In fact, every person I encountered at the con, no matter how tired they were or how busy the floor was at any given point was unmistakably happy to be there. For it represented a kind of queer utopia that no doubt seemed unthinkable even just a few years back. It’s what prompted the likes of cartoonists/illustrators Terry Blas and Andrea Kendrick to openly grapple on Twitter with why Flame Con felt like such an emotional weekend.

“For me,” Blas wrote, “stories are about connection. We read books and watch shows and movies to feel connected. Stories we can find ourselves in are what we crave because they make us feel seen and heard. They make us feel less alone.” Spaces like Flame Con make queer stories ubiquitous. That means they build a community — a “pride” to use Blas’s intentional lion-inspired pun — that does not merely normalize queerness but engenders its all around.

To walk around the floor was to see family-friendly graphic novels being sold near R-rated fan-fic featuring everyone’s favorite Cap, queer tarot cards next to Drag Race prints.
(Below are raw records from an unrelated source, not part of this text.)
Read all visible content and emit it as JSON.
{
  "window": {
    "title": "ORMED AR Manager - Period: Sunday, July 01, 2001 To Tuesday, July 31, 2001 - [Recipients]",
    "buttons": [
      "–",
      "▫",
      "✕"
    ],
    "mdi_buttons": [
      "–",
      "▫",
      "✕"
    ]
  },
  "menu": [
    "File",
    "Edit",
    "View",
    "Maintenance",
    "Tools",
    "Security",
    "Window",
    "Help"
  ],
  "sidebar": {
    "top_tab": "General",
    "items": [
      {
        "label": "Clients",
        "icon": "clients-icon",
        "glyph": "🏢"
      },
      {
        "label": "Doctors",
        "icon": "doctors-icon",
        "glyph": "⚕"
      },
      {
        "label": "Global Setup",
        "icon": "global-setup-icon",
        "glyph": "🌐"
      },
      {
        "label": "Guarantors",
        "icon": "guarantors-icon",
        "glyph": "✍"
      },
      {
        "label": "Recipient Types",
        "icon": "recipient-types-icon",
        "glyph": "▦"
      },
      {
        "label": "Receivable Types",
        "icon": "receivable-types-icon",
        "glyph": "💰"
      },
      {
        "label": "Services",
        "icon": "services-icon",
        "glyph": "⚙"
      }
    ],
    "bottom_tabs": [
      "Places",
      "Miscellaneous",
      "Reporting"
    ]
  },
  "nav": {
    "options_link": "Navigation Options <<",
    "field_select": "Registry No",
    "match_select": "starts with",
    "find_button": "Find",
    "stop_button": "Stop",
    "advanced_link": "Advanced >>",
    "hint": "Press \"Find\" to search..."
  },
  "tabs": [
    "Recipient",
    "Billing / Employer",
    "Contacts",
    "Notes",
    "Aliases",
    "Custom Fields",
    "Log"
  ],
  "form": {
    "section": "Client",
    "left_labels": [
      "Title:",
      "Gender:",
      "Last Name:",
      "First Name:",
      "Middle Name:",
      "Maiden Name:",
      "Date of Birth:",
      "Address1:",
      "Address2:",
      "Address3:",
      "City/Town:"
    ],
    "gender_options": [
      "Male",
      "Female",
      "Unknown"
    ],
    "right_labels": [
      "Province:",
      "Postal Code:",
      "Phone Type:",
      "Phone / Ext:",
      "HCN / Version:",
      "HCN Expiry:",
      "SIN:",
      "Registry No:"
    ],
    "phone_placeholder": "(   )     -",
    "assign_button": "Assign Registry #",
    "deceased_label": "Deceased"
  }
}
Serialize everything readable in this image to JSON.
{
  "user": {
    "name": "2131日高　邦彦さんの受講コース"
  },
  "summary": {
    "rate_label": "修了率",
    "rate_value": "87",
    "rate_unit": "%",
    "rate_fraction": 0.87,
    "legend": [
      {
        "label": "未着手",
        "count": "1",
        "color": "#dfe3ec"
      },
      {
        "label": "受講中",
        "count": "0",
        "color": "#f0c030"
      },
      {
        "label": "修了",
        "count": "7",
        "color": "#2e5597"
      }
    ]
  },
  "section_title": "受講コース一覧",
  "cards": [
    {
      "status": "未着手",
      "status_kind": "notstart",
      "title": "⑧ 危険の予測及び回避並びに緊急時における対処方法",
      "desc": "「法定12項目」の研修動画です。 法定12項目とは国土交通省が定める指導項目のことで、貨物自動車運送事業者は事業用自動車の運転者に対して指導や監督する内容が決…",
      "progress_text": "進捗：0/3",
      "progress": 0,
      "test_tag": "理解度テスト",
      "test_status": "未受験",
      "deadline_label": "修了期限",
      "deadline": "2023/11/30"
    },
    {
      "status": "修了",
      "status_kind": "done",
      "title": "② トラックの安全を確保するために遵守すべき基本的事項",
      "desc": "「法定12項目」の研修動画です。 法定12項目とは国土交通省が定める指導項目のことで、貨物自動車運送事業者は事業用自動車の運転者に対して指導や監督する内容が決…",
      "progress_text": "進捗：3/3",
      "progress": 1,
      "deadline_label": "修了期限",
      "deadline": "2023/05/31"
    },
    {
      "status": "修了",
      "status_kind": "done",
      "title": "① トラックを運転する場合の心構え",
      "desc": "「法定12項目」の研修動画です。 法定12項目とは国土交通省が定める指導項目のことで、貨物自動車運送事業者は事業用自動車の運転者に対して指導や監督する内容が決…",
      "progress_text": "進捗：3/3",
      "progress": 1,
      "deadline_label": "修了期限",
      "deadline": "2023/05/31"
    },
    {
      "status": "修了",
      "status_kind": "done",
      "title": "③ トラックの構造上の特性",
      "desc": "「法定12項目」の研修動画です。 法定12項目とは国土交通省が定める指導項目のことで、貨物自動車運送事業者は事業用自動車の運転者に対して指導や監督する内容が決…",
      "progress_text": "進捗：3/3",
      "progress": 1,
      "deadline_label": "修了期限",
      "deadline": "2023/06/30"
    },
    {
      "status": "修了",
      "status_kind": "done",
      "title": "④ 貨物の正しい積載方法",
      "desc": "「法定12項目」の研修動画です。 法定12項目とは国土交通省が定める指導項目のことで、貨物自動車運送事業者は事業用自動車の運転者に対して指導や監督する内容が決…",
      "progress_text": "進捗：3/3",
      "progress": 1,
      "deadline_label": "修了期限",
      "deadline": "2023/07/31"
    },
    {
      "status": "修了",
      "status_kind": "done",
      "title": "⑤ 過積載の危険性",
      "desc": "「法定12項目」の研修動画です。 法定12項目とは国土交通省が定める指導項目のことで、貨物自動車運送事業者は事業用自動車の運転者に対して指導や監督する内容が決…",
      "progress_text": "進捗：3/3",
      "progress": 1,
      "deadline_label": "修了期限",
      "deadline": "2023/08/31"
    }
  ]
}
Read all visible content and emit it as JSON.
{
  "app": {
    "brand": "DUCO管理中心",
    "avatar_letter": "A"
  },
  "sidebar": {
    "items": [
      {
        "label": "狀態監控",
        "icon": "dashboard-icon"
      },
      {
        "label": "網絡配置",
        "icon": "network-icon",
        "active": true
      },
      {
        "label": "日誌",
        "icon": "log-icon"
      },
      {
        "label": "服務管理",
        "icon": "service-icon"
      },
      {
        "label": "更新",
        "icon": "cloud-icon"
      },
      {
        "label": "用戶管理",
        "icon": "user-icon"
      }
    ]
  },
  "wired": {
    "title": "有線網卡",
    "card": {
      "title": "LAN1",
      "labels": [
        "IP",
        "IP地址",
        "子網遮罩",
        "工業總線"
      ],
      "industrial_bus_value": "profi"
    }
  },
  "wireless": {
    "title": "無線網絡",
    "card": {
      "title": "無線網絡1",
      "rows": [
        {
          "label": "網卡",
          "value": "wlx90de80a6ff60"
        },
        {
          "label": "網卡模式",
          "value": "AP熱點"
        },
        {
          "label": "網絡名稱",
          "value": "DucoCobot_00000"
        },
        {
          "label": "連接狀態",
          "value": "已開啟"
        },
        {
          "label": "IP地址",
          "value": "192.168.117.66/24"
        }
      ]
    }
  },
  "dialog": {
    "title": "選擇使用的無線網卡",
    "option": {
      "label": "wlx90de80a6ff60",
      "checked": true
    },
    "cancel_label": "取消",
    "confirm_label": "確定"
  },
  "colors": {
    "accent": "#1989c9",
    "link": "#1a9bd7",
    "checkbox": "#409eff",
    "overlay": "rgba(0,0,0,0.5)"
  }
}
I saw a throng of kids walking with their parents picking up Steven Universe merch and queer ladies buying up zines about blood bans in the US; cosplayers gleefully posing with one another and people who’ve likely been dubbed “weirdos,” “fags,” and perhaps even worse walking around surrounded by similar-minded folk.

Therein lies what’s made Flame Con an ever-growing con: it refuses to box in either queerness or geekdom and understands crucially how the two are irrevocably intertwined. It all adds up to a truly joyous experience that, as the participants in “The Subversive Simplicity of Queer Joy” panel pointed out, ends up being quite radical in the way it fights back against decades-long stereotypes of what kind of queer stories we’ve been told we can tell, we can celebrate, we can live out.